Wednesday, May 11, 2011

Tucker and Dale vs. Evil (2011)

Cute, low-key horror-comedy about duo of well-meaning, but buffoonish rednecks on vacation who are vilified, demonized, and, indirectly, tortured by a nearby group of teens. The central joke of the piece is a riff on Deliverance; because Tucker and Dale fit the image of inbred, angsty jungle folk, the teens are so scared for their lives that they, in turn, go about putting themselves in actual danger. There is not much more in terms of plot, save for a cute, tenuous romance with Tucker and one of the teens, so I will not ruin any of the gags, plot twists, or death scenes(!) that make this quite a fun watch for horror buffs. I will say that as the titular duo, Reaper's Tyler Labine and Alan mothafreaking Tudyk are absolutely sweet, well-rendered, and hilarious; if you did not buy the well-meaning sincerity of their rough-around-the-edges characters, the entire film would fall apart. Katrina Bowden, the resident "hottie" of 30 Rock, also warrants mention for playing it straight and irony-free (unlike on 30 Rock) as the love interest; in a nice spin on the typical horror lead role, she is separate from her friends in her understanding that there is NO threat, as opposed to her being the savvy survivalist a la Jamie Lee Curtis or Neve Campbell. The movie has a sort of half-indie, half-DTV feel to it, sort of like David Arquette's similar, but more freakish The Tripper, but it only serves to highlight the absurd and over-the-top tone of the film; a big-budget sheen on this one, along with bigger names in the starring roles, would have taken the piss out of the whole thing. I am not saying that this is Shaun of the Dead, or even Cannibal: The Musical, but it is a fun, diverting flick that tickles its core audience (read: horror fans) to the bone.

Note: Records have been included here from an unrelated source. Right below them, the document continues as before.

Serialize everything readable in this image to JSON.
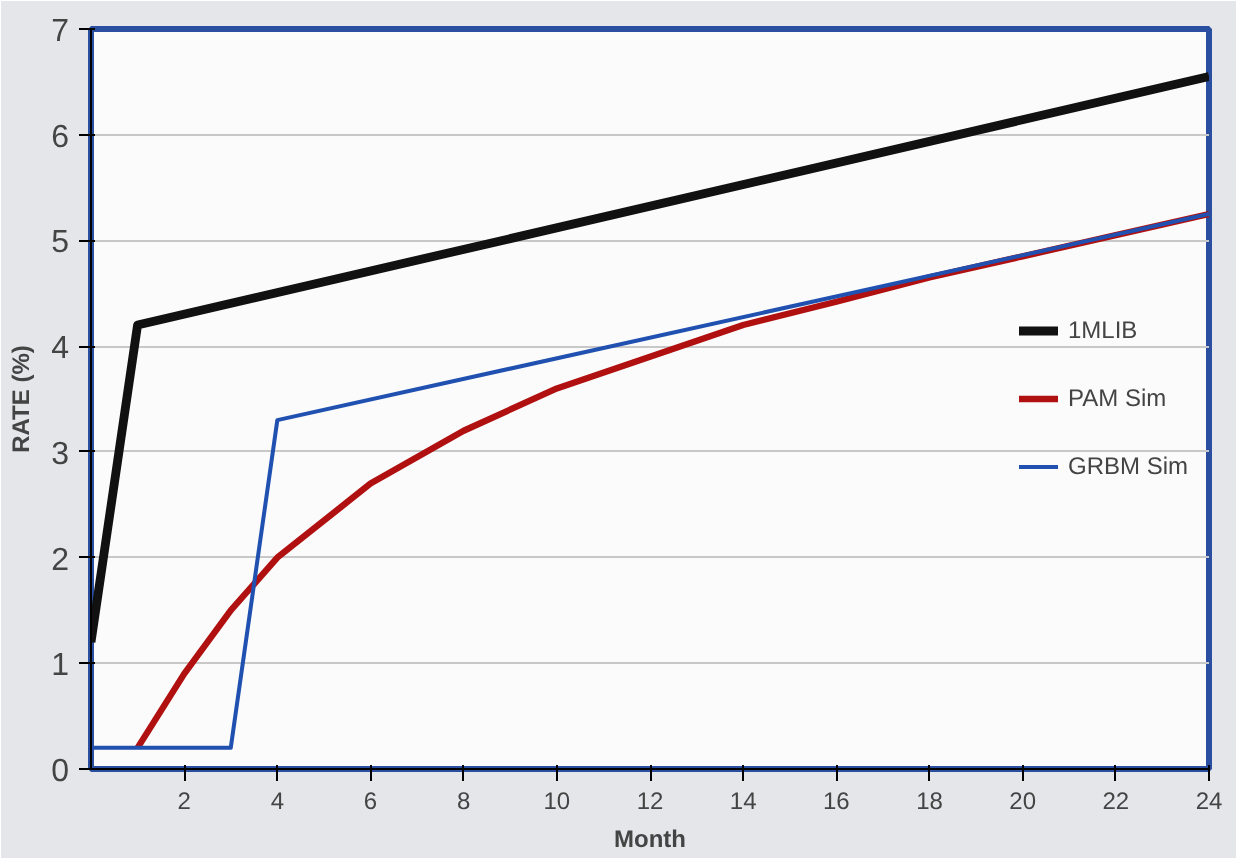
{
  "chart_data": {
    "type": "line",
    "xlabel": "Month",
    "ylabel": "RATE (%)",
    "xlim": [
      0,
      24
    ],
    "ylim": [
      0,
      7
    ],
    "xticks": [
      2,
      4,
      6,
      8,
      10,
      12,
      14,
      16,
      18,
      20,
      22,
      24
    ],
    "yticks": [
      0,
      1,
      2,
      3,
      4,
      5,
      6,
      7
    ],
    "grid": "y",
    "legend": "right",
    "marker": "none",
    "line_style": "solid",
    "series": [
      {
        "name": "1MLIB",
        "color": "#111111",
        "x": [
          0,
          1,
          24
        ],
        "values": [
          1.2,
          4.2,
          6.55
        ]
      },
      {
        "name": "PAM Sim",
        "color": "#b01010",
        "x": [
          1,
          2,
          3,
          4,
          6,
          8,
          10,
          12,
          14,
          16,
          18,
          20,
          22,
          24
        ],
        "values": [
          0.2,
          0.9,
          1.5,
          2.0,
          2.7,
          3.2,
          3.6,
          3.9,
          4.2,
          4.42,
          4.65,
          4.85,
          5.05,
          5.25
        ]
      },
      {
        "name": "GRBM Sim",
        "color": "#2050b0",
        "x": [
          0,
          3,
          4,
          24
        ],
        "values": [
          0.2,
          0.2,
          3.3,
          5.25
        ]
      }
    ]
  }
}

Recommended for savvy horror fans, specifically those familiar with the subgenre of films like Texas Chainsaw Massacre, Wrong Turn, and The Hills Have Eyes. There is a cuteness and sincerity on display here that elevates it above purely comical exercises like The Tripper

P.S. There is a tacked-on, probably reshot ending that is hokey and doesn't really fit with the rest of the film, but it does keep the tone from seesawing completely over to one side of the horror-comedy balance.